Create FTP traffic on top of a TCP connection between node 1 and node 6 (TCP Reno and
Vegas). The TCP connections maximum congestion window size is 40 packets, and the
packet size is 280 bytes. Make sure the minimum timeout period of the TCP is set to 0.2
second. The FTP starts at 0.0 second and ends at 15 seconds.

Add CBR traffic on top of a UDP connection between node 0 and node 6. The CBR service
generates and sends packets at the rate of 100 packets per second. The CBR source starts at
2.0 second and lasts for 7 seconds

Add VBR traffic with rate of 600kbps between node 3 and node 6, use On/Off exponential
traffic, set On period as 150ms, and Off period as 100ms. The size of each CBR and VBR
packet is 280 bytes. The VBR starts at 7.0 seconds and ends at 11 seconds.

The congestion window size should be monitored and plotted over the time. The bandwidth
(here the bandwidth is defined to be the number bytes received over a given time interval,
say 0.5 seconds) of
CBR and VBR traffic should also monitored and plotted during the entire simulation time.
The average throughput of TCP, CBR, and VBR should also be obtained. For the
throughput calculation of TCP, the NS-2 trace file will need to be examined by using a
script or a programming language awk, and perl.

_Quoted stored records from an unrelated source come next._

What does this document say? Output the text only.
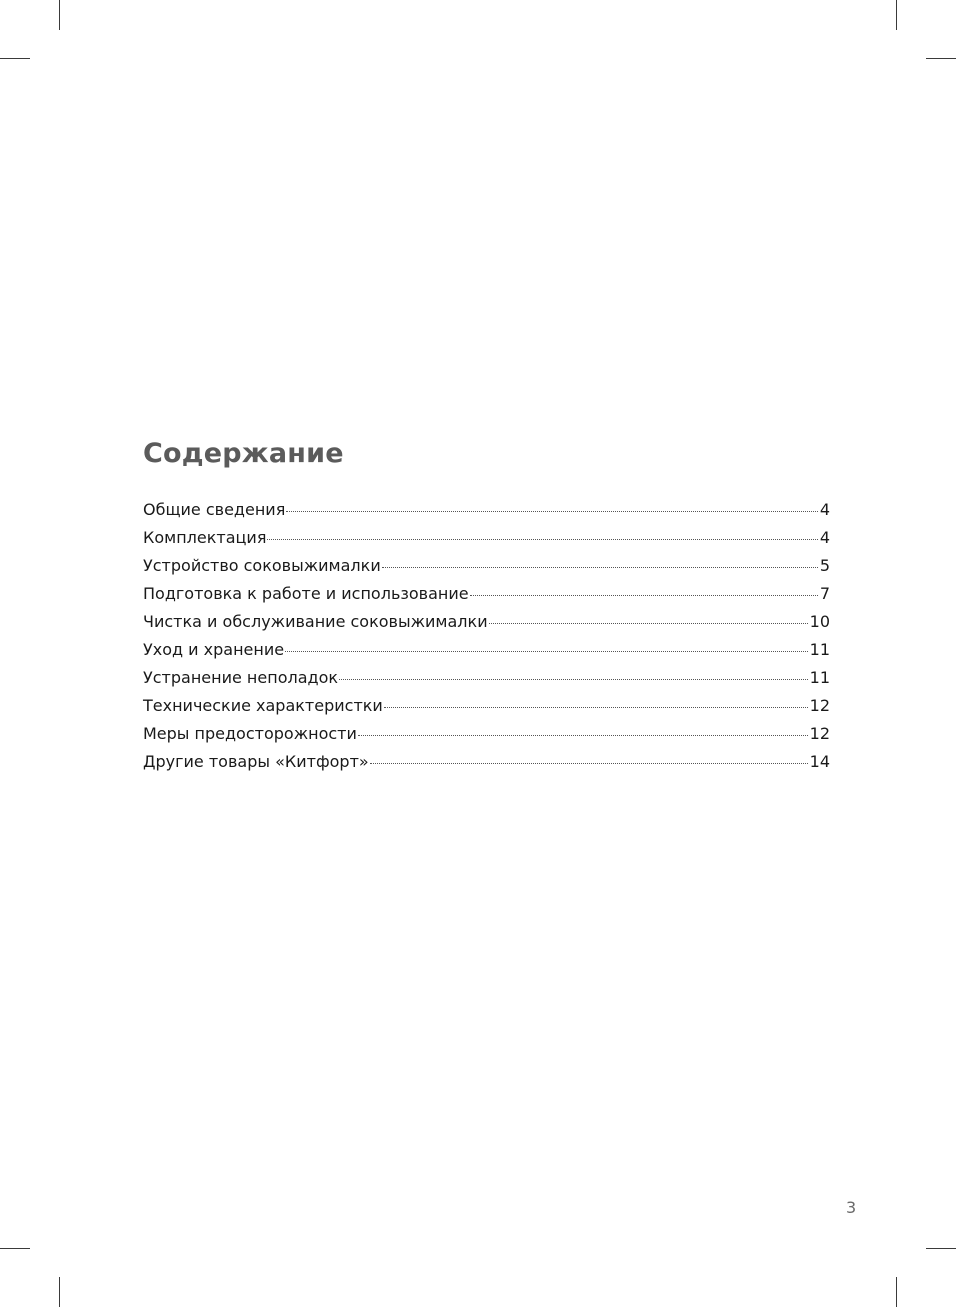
Содержание
Общие сведения	4
Комплектация	4
Устройство соковыжималки	5
Подготовка к работе и использование	7
Чистка и обслуживание соковыжималки	10
Уход и хранение	11
Устранение неполадок	11
Технические характеристки	12
Меры предосторожности	12
Другие товары «Китфорт»	14
3
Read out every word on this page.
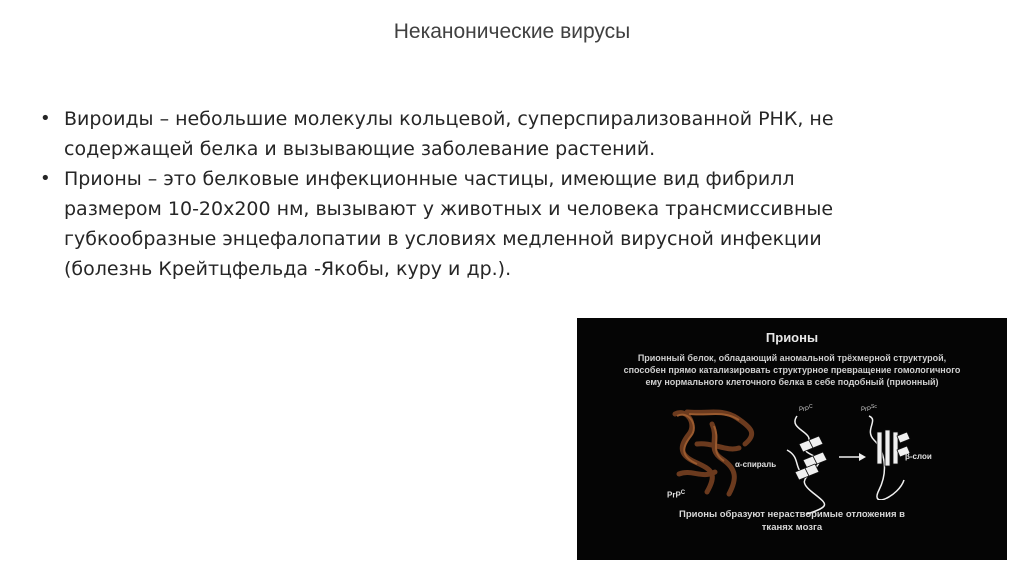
Неканонические вирусы
• Вироиды – небольшие молекулы кольцевой, суперспирализованной РНК, не
содержащей белка и вызывающие заболевание растений.
• Прионы – это белковые инфекционные частицы, имеющие вид фибрилл
размером 10-20х200 нм, вызывают у животных и человека трансмиссивные
губкообразные энцефалопатии в условиях медленной вирусной инфекции
(болезнь Крейтцфельда -Якобы, куру и др.).
Прионы
Прионный белок, обладающий аномальной трёхмерной структурой,
способен прямо катализировать структурное превращение гомологичного
ему нормального клеточного белка в себе подобный (прионный)
PrP$^C$
PrP$^C$
α-спираль
PrP$^{Sc}$
β-слои
Прионы образуют нерастворимые отложения в
тканях мозга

Figure 1:NS2 Simulation Topology

MODELLING
A. Simulation design considerations
Following basic network comprising client nodes, Routers and a bottle neck link with Drop-tail queue
management is used to get data on throughput of dropping packets vs. simulation time when two TCP/FTP
senders commonly share the bottleneck link. During the simulations, different queue sizes were used and
recorded the throughput of dropping packets.
B. Software tools and environment
Network simulator V2.35 in Linux environment
Binary NAM V1.15
Xgraph
Gnuplot
1st phase:

Assume that we already installed NS2. Go to Ns-2.35 by cd ns-2.35".

Now create a main file that runs the simulation and prints the results to "out.nam" file.

Second phase:

Name this file fri.tcl. In ns2 directory enter this command: "ns fri.tcl".